If we consider our CPA Exam score example from above, we can visualize it two ways. The first way is a dataset, or listing of data points. For example, let’s say we have a listing of condensed data showing the average score for each exam in each testing window for the last five years. The listing will definitely give us information, but it may not help us easily see which quarters have the highest scores on each exam. If we put this information on a line graph, we may see that there are higher pass rates in the Q2 and Q3 testing windows than the Q1 and Q4 testing windows. Not only will the information be more readily available, but it will be more visually appealing, helping us to take meaningful information away from what was initially just a listing of data.

How accountants use data analytics

In the current business climate, all industries are driven by big data including accounting. Accountants within both public accounting and industry need to know how to work with data to make strategic business decisions and meet client demands. Below are several ways clients use big data analytics within an organization.

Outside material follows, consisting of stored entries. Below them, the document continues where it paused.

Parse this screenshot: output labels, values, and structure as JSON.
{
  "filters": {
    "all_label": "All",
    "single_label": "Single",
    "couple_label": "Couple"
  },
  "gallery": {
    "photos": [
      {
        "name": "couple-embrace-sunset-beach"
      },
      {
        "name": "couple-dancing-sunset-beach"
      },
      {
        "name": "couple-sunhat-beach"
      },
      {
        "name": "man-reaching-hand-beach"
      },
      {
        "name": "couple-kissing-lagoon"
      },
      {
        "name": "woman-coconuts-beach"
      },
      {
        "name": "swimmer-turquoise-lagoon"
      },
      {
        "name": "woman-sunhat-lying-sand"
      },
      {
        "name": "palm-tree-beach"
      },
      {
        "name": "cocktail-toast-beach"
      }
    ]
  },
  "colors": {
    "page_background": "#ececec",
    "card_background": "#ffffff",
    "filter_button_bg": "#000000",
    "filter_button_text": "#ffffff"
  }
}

Monitor and improve business performance

Accountants work in every industry, from healthcare to entertainment to non-profits. Each of these industries needs to be constantly evaluating business performance in order to stay healthy and profitable. Accountants can use data analysis when reviewing financial information to ensure the company is running well, meeting goals, and maintaining or improving performance. This knowledge is essential to both a business’s sustainability and survival.

Identify and manage risk

CPAs, CMAs, and anyone working in the financial or accounting side of a business need to know how to work with risk. Risk can come from a variety of areas within and outside of the organization. Client retention, the protection of business assets, and internal controls are just a few examples of areas where risk can be identified and managed. By having understandable data points to work with, accountants can review the various areas of risk facing a company and use predictive analytics to make business decisions around specific risks, leaving the company with a more clear future.

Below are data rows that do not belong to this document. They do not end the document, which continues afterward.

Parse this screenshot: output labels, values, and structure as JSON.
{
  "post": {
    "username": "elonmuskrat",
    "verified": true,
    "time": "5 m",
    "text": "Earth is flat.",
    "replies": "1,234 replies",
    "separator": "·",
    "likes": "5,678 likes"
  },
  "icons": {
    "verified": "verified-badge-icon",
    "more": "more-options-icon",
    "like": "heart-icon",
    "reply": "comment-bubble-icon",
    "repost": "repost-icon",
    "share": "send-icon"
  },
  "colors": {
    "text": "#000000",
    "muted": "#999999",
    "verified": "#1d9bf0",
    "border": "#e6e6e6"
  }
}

Improve the client experience

Accountants working in public, industry, or a small business capacity all have clients. Data analytics can be used to improve the client experience by looking at factors such as the time it takes to complete an audit, the turnover of tax returns, or general client satisfaction surveys. This helps accountants and firms to retain and bring on new clients.

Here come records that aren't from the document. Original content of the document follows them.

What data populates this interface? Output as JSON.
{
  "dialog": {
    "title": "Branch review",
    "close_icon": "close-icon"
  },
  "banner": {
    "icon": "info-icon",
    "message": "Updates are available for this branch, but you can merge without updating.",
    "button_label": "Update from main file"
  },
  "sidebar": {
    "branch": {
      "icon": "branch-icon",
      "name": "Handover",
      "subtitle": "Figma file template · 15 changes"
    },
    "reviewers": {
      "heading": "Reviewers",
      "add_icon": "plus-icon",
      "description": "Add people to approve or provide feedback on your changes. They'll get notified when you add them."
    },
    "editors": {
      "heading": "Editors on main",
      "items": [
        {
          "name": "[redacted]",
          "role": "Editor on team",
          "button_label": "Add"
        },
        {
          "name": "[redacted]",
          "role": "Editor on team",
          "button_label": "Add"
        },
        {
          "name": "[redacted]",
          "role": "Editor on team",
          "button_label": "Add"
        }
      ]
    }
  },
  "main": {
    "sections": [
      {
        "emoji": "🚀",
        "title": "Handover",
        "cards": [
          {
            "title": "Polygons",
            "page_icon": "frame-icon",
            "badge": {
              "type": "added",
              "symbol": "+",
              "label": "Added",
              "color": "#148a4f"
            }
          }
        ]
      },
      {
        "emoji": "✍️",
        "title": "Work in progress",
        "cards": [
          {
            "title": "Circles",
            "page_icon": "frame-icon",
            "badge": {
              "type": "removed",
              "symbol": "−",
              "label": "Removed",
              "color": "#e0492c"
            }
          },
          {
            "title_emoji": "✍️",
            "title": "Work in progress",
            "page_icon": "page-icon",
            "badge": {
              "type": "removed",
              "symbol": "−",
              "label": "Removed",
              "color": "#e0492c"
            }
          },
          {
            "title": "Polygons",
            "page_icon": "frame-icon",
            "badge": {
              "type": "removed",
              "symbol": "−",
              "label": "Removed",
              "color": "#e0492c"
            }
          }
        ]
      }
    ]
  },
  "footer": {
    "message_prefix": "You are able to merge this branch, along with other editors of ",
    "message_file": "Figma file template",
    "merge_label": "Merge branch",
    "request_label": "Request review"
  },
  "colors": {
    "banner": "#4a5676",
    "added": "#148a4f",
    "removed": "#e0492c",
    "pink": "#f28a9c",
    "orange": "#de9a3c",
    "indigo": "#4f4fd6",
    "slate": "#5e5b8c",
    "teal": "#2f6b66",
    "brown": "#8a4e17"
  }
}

How to become more literate in data analytics

One of the most important things a CPA candidate, current or future accountant can do to become more literate in data analytics is to become familiar with the tools used to analyze and interpret data. Excel is one of the most used tools for data analytics and having a solid understanding of how the tool works now will give you a great base for your future as an accountant. Here are some of the ways that accountants already use Excel:

  • Using spreadsheets to create tabular reports
  • Visualizing data with graphs and charts
  • Filling in templates for budgets and financial statements
  • Importing and integrating data from outside sources to analyze
  • Arranging data in a PivotTable for easy, quick tabulation

If you want to get a jump start on data analytics knowledge, becoming fluent in Excel is key. Plus, Excel is the integrated spreadsheet tool in the CPA Exam, so learning it now will not only help you when it comes to data analytics, but it will help you to pass the exam. Surgent offers an Excel course that will help you become familiar with the software, and it’s accessible as an independent course or comes with the purchase of the Ultimate Pass. Whether you need to brush up on your Excel skills for your current job or you want to take the course alongside a CPA Exam Review prep course, you can find exactly what you’re looking for.

Big data is here to stay, and its importance in the business environment is only going to continue to grow. Learning about data analytics and how data is used in accounting will position you as a valuable asset in the accounting profession.